Between March and December 2022, Europol organised the first EU-wide operation against the illegal trade of counterfeit clothing, footwear and accessories, resulting in 378 arrests and nearly 2 million counterfeit items seized.
Operation Fake Star, which involved seventeen countries in total, was also supported by the European Union Intellectual Property Office (EUIPO) and led by the Spanish National Police and the Hellenic Police (Ελλληνική Αστυνομία).
During the operation, the various authorities searched commercial and industrial zones, markets, tourist areas, warehouses, shops and other similar places where counterfeit products can be sold. The police involved also carried out operational activities in ports, various shops and small e-commerce parcel distribution companies:
- 1,956,607 counterfeit garments, shoes and accessories
- An estimated total value of approximately 87 million euros of counterfeit goods seized
- 258 trademarks infringed
- 3,921 inspections carried out
- 646 open court cases
- 1,311 administrative cases opened
- 378 people arrested
The operation yielded significant outcomes, with notable seizures of counterfeit sports and luxury goods. Millions of these counterfeit items, destined for the European market, were seized during the operational activities. Investigations confirmed expectations that criminals are using social media to advertise all kinds of counterfeit products. Different retailers have been seen posting images of available counterfeit items, mainly clothing and footwear, on their companies’ social media pages and profiles.

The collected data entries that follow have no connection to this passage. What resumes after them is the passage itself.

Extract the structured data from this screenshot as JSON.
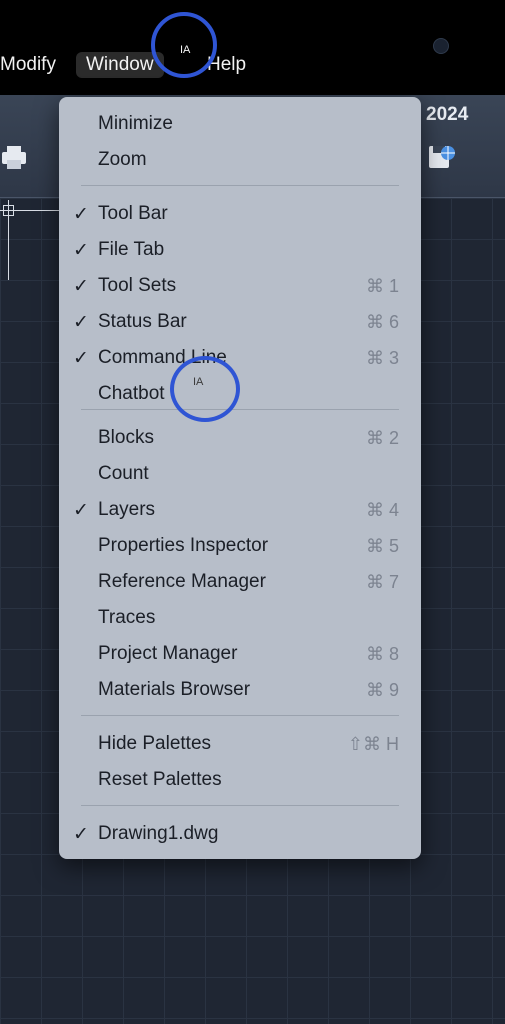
{
  "menubar": {
    "items": [
      "Modify",
      "Window",
      "Help"
    ]
  },
  "toolbar": {
    "year": "2024"
  },
  "cursor_text": "IA",
  "menu": {
    "items": [
      {
        "label": "Minimize",
        "check": "",
        "shortcut": ""
      },
      {
        "label": "Zoom",
        "check": "",
        "shortcut": ""
      },
      {
        "label": "Tool Bar",
        "check": "✓",
        "shortcut": ""
      },
      {
        "label": "File Tab",
        "check": "✓",
        "shortcut": ""
      },
      {
        "label": "Tool Sets",
        "check": "✓",
        "shortcut": "⌘ 1"
      },
      {
        "label": "Status Bar",
        "check": "✓",
        "shortcut": "⌘ 6"
      },
      {
        "label": "Command Line",
        "check": "✓",
        "shortcut": "⌘ 3"
      },
      {
        "label": "Chatbot",
        "check": "",
        "shortcut": ""
      },
      {
        "label": "Blocks",
        "check": "",
        "shortcut": "⌘ 2"
      },
      {
        "label": "Count",
        "check": "",
        "shortcut": ""
      },
      {
        "label": "Layers",
        "check": "✓",
        "shortcut": "⌘ 4"
      },
      {
        "label": "Properties Inspector",
        "check": "",
        "shortcut": "⌘ 5"
      },
      {
        "label": "Reference Manager",
        "check": "",
        "shortcut": "⌘ 7"
      },
      {
        "label": "Traces",
        "check": "",
        "shortcut": ""
      },
      {
        "label": "Project Manager",
        "check": "",
        "shortcut": "⌘ 8"
      },
      {
        "label": "Materials Browser",
        "check": "",
        "shortcut": "⌘ 9"
      },
      {
        "label": "Hide Palettes",
        "check": "",
        "shortcut": "⇧⌘ H"
      },
      {
        "label": "Reset Palettes",
        "check": "",
        "shortcut": ""
      },
      {
        "label": "Drawing1.dwg",
        "check": "✓",
        "shortcut": ""
      }
    ]
  },
  "colors": {
    "menu_bg": "#b7bec9",
    "ring": "#2f55d4",
    "menubar_bg": "#000000"
  }
}
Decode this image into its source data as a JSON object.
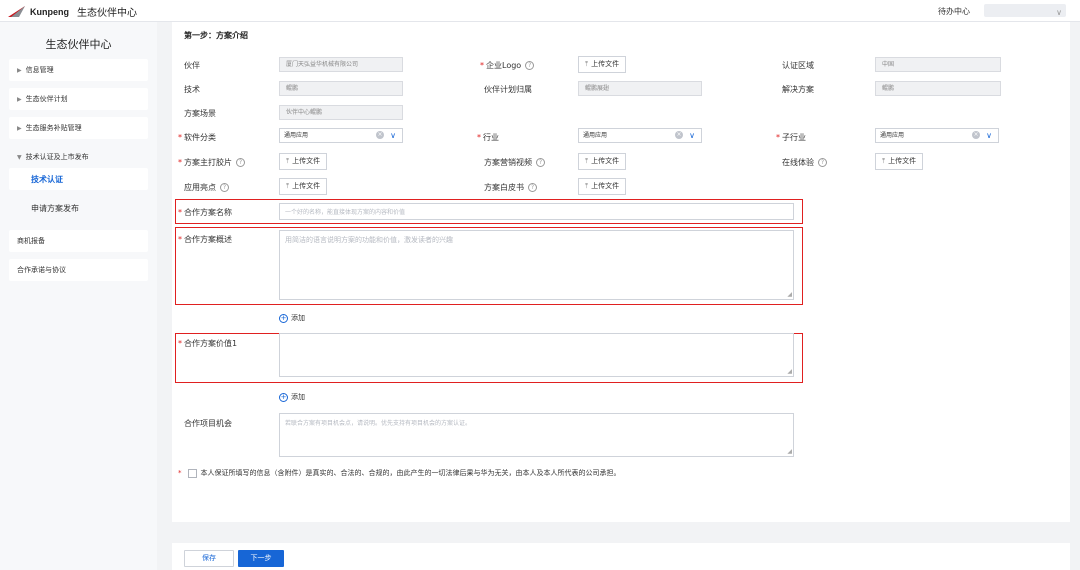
{
  "header": {
    "brand": "Kunpeng",
    "subtitle": "生态伙伴中心",
    "todo": "待办中心",
    "user_chevron": "∨",
    "logo_icon": "kunpeng-logo-icon"
  },
  "sidebar": {
    "title": "生态伙伴中心",
    "items": [
      {
        "label": "信息管理",
        "arrow": "▶"
      },
      {
        "label": "生态伙伴计划",
        "arrow": "▶"
      },
      {
        "label": "生态服务补贴管理",
        "arrow": "▶"
      },
      {
        "label": "技术认证及上市发布",
        "arrow": "▼"
      },
      {
        "label": "技术认证"
      },
      {
        "label": "申请方案发布"
      },
      {
        "label": "商机报备"
      },
      {
        "label": "合作承诺与协议"
      }
    ]
  },
  "form": {
    "step": "第一步：方案介绍",
    "required_mark": "*",
    "help_glyph": "?",
    "upload_icon": "⤒",
    "upload_label": "上传文件",
    "clear_glyph": "×",
    "chevron": "∨",
    "partner": {
      "label": "伙伴",
      "value": "厦门天弘益华机械有限公司"
    },
    "logo": {
      "label": "企业Logo"
    },
    "region": {
      "label": "认证区域",
      "value": "中国"
    },
    "tech": {
      "label": "技术",
      "value": "鲲鹏"
    },
    "plan": {
      "label": "伙伴计划归属",
      "value": "鲲鹏展翅"
    },
    "solution": {
      "label": "解决方案",
      "value": "鲲鹏"
    },
    "scene": {
      "label": "方案场景",
      "value": "伙伴中心鲲鹏"
    },
    "software": {
      "label": "软件分类",
      "value": "通用应用"
    },
    "industry": {
      "label": "行业",
      "value": "通用应用"
    },
    "subindustry": {
      "label": "子行业",
      "value": "通用应用"
    },
    "main_image": {
      "label": "方案主打胶片"
    },
    "video": {
      "label": "方案营销视频"
    },
    "online": {
      "label": "在线体验"
    },
    "highlight": {
      "label": "应用亮点"
    },
    "whitepaper": {
      "label": "方案白皮书"
    },
    "name": {
      "label": "合作方案名称",
      "placeholder": "一个好的名称，能直接体现方案的内容和价值"
    },
    "overview": {
      "label": "合作方案概述",
      "placeholder": "用简洁的语言说明方案的功能和价值，激发读者的兴趣"
    },
    "add_label": "添加",
    "add_icon": "+",
    "value": {
      "label": "合作方案价值1",
      "placeholder": ""
    },
    "opportunity": {
      "label": "合作项目机会",
      "placeholder": "若联合方案有项目机会点，请说明。优先支持有项目机会的方案认证。"
    },
    "agreement": "本人保证所填写的信息（含附件）是真实的、合法的、合规的，由此产生的一切法律后果与华为无关，由本人及本人所代表的公司承担。"
  },
  "buttons": {
    "save": "保存",
    "next": "下一步"
  },
  "colors": {
    "accent": "#1766d6",
    "highlight_border": "#e02020"
  }
}
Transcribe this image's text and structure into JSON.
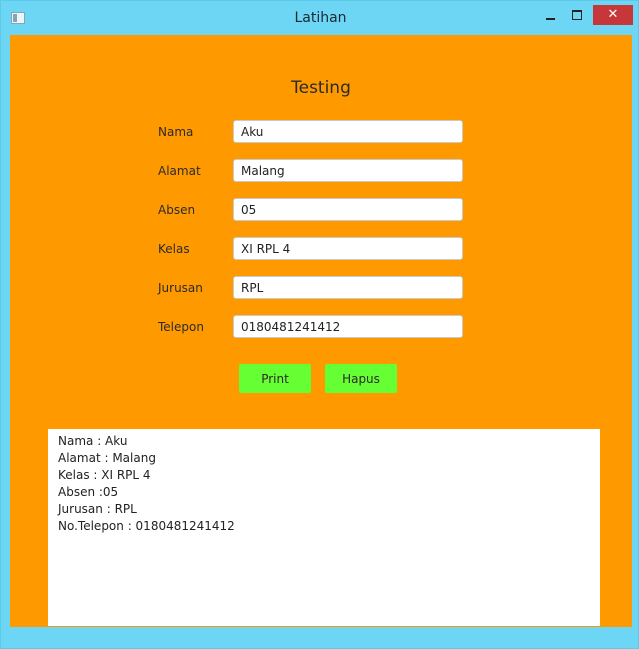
{
  "window": {
    "title": "Latihan",
    "close_symbol": "✕",
    "icons": {
      "app": "app-window-icon",
      "minimize": "minimize-icon",
      "maximize": "maximize-icon",
      "close": "close-icon"
    }
  },
  "colors": {
    "titlebar": "#6dd6f5",
    "content_bg": "#ff9900",
    "button_bg": "#66ff33",
    "close_bg": "#c7373a"
  },
  "form": {
    "heading": "Testing",
    "fields": [
      {
        "label": "Nama",
        "value": "Aku"
      },
      {
        "label": "Alamat",
        "value": "Malang"
      },
      {
        "label": "Absen",
        "value": "05"
      },
      {
        "label": "Kelas",
        "value": "XI RPL 4"
      },
      {
        "label": "Jurusan",
        "value": "RPL"
      },
      {
        "label": "Telepon",
        "value": "0180481241412"
      }
    ],
    "print_label": "Print",
    "hapus_label": "Hapus"
  },
  "output": {
    "lines": [
      "Nama : Aku",
      "Alamat : Malang",
      "Kelas : XI RPL 4",
      "Absen :05",
      "Jurusan : RPL",
      "No.Telepon : 0180481241412"
    ]
  }
}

However, this is not a new trend: the online trade in counterfeit goods has significantly increased in recent years. The market share of e-commerce platforms has increased in recent years, which also applies to counterfeit product advertisements on social media platforms.
Conversely, the operational findings indicate that traditional offline marketplaces continue to be a significant presence and require law enforcement’s attention.
The counterfeit products seized came mainly from outside Europe, with China, Hong Kong, Turkey and Vietnam being the predominant places of origin. As for transportation, the counterfeits entered the European Union by land or sea. Aside from the trafficking of counterfeit goods, authorities identified additional criminal activities being conducted by the identified criminal networks.
Europol facilitated the exchange of information and provided operational coordination and analytical support throughout the process. During several days of action, Europol deployed analysts to enable real-time information exchange and cross-check operational information against Europol databases to provide leads to investigators on the ground.
Europol’s IPC3 (Intellectual Property Crime Coordinated Coalition), which supported the research, is a project to combat intellectual property crime co-funded by the EUIPO.